Begin at the beginning? How pedestrian. In this story,
it may be best if we begin at the ending.

Or, to be precise, about 22 minutes before the ending
came for the story, for the careers of Larry King and
several CNN technicians, and for the swagger in the
walk of a million men.

Talkmeister Larry was hosting another of his
hard-hitting, newsy group interviews. This one was with
past participants from various so-called reality-based
shows -- both classics like "Survivor" and newer ones
such as "Poke in the Eye with a Sharp Stick."

Specifically, Larry had assembled couples who met on
the shows and stayed together afterward. As evidence of
the wide gap between King and such purveyors of
schlock-talk as Jerry Springer, not one panel member
had visibly missing teeth.

Such dental integrity and vocabularies rife with words
of two and even more syllables did not, however,
preclude controversy among the guests. Insults, not
chairs, were hurled.

The culminating incident began when Chuck, a "Survivor"
survivor, teasingly suggested that eating raw locust
larvae was a less frightening prospect than spending a
day, let alone a life, with one of the other panel
members -- to be specific, Des.

"She's a frigid bitch," Chuck said, catching the show's
assistant director in charge of beeps napping.

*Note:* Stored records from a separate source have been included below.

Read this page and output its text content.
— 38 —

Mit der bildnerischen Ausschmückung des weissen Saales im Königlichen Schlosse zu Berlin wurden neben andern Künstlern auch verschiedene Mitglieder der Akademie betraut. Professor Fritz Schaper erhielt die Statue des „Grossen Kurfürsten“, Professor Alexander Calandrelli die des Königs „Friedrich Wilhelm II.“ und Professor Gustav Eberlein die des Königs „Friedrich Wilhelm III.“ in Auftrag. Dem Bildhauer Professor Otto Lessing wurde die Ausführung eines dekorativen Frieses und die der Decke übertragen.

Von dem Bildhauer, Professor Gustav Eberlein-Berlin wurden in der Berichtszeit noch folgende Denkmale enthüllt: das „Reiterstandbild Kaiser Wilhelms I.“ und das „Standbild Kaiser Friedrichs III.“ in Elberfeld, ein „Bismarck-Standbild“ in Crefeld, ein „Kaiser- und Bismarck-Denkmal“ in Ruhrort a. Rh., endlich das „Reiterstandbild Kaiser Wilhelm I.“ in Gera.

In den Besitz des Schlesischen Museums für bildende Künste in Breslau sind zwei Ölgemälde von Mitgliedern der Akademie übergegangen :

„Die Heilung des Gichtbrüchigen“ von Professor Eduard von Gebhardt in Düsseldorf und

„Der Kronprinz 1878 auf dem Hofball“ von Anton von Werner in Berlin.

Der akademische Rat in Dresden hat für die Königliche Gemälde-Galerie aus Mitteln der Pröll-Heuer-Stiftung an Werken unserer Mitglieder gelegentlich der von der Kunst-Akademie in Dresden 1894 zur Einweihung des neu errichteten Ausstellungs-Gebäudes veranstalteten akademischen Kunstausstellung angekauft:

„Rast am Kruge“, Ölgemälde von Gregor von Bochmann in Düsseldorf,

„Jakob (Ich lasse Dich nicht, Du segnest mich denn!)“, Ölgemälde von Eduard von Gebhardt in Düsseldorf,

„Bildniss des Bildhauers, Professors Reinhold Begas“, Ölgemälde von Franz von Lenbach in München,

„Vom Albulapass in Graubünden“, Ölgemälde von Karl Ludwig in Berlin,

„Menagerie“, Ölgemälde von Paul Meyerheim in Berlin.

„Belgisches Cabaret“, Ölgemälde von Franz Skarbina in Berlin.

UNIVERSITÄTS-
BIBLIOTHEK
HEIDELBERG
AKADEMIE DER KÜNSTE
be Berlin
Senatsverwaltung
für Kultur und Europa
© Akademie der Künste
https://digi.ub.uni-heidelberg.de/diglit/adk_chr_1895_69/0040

"Yeah," said Tony, the "Fear Factor" legend. "Man may
have the balls to take her on, but he ain't gonna have
none when she's done with him. Right, Pete? There's
nuttin' in your nutsack now?"

The director's leaping stab of the blooper button
rendered much of the comment inaudible, but that
prevented him from noticing that the wide shot he'd
last chosen gave the home audience a clear view of Tony
cupping his genitals as he pointed at Pete, Des's
partner.

Order and tight shots were returned in time for Pete's
soft-voiced response. Thus the screen was filled with
his craggy features and salt-and-pepper hair as he
said, "I'm afraid you bungee-jumped one too many times,
Tony. You've confused Des with the scrawny hag you're
squiring."

Chuck grabbed Tony to keep him from slugging Pete, so
it was Charlotte herself, the hag in question, who
responded. "Shove it up your ass," she said with the
gentility that had marked her progress through the
elimination rounds of "Fear Factor." "Everyone knows
yer woman's a goddam bitch. For crap's sake, she showed
her claws all over national TV!"

Larry tried to regain control, asking a cheerful
question about Tony and Charlotte's recent anniversary.
It was no use. As Charlotte wiped the spittle from a
face whose sunburn no pancake could adequately
disguise, Chuck re-entered the fray. His boyish good
looks beamed out at an international audience as he
said, "Let's be reasonable here. There's no need to be
insulting or resort to violence. We're all adults here.
But, Pete, you have to admit. The whole world knows.
She is a frigid bitch."

The camera briefly swung to a gaping Larry King before
returning to Pete. He was smiling tightly. "Are you
sure of that? I would hazard to guess that Des is far
more accommodating than the other women here tonight."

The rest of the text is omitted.